Of all the things I say over and over again, every day, "I see you" and "I hear you" are probably the ones I've worked the hardest on and am proudest of. Sure I say "I love you" a lot too, and though it's often heartfelt, the truth is it's sometimes rote and other times selfishly fishing for connection. I also say "I'll be right there", "I can't understand the whining" and "Please don't put a shopping bag on your sister's head and then try to lead her around by the handle" a lot too but those aren't always said in the nicest tone.
This particular verbal tic started when I was taking a state funded parenting education class back in Pasadena, where we started out as dazed new moms who needed a place outside of the house to go once a week to watch our children gnaw on each other while we talked about how hard it is to be a mother and wound up, several years later, still dazed, still needing a place outside of the house to go once a week to watch our children gnaw on each other while we talked about how hard it is to be a mother. The classes were actually incredible informative, with presentations on everything from car seat safety to post partum depression.
One day, our teacher instructed us to abolish the phrase"good job" from our vocabulary. In it's place, she urged us to use "descriptive praise", basically describing what you see your child doing in a positive tone of voice without any need to evaluate it for them. So instead of "Good job sliding down that slide!", I would say "I see you slid down the slide!" with just as much enthusiasm.

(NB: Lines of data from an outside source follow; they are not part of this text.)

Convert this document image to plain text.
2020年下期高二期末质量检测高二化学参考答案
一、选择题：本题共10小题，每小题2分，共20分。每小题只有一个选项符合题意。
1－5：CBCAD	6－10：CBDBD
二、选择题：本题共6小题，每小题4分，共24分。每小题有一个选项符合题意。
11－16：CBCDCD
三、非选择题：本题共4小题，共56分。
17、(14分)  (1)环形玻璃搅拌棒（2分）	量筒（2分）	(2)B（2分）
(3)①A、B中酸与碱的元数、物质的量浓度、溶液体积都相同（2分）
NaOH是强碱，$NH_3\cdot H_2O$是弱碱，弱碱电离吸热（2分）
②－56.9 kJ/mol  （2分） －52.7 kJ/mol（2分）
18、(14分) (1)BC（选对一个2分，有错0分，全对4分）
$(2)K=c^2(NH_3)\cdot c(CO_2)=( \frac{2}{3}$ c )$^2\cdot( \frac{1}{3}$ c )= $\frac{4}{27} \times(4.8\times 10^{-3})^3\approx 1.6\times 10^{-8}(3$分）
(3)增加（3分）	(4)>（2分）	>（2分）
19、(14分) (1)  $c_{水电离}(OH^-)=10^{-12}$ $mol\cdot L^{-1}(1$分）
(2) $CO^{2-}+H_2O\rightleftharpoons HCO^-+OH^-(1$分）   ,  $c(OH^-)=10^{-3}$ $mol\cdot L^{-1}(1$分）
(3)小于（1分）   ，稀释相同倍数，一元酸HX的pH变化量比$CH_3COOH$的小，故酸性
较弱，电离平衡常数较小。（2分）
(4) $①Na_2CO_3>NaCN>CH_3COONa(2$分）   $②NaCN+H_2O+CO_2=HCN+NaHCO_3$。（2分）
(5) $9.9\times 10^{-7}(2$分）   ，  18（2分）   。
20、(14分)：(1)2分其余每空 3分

It makes sense to me that the empty phrase "Good job" eventually gets filtered out, that to children it sounds hollow and meaningless. After reading "Punished by Rewards" a year ago and then, just recently, "Nurtureshock", I am even more committed to finding ways to talk about my children's behavior without resorting to bland compliments. And so, for me, "I see you _______" has become my version of Mom Mad Libs.
"I hear you _____" comes out of my mouth pretty often as well, though less as praise and more about teaching my girls how to communicate their needs, opinions and feelings. This is murkier territory because rather than labeling what I can clearly see, I must guess what my daughters are feeling and I'm aware that my words can have a powerful suggestive impact. But I want them to know that I hear them, and I want to help them name and express their feelings. So I muddle my way through it, hoping that my effort to hear them is what matters most.
Though I sometimes fear that my Mom Mad Libs are a little too ... precious? Academic? I really do believe in them. These phrases strike me as being at the heart of what it means to be a parent, or a spouse or a friend for that matter. In any relationship, first and foremost, we must truly see and truly hear.
Isn't that what we all want, anyway? To be seen and heard?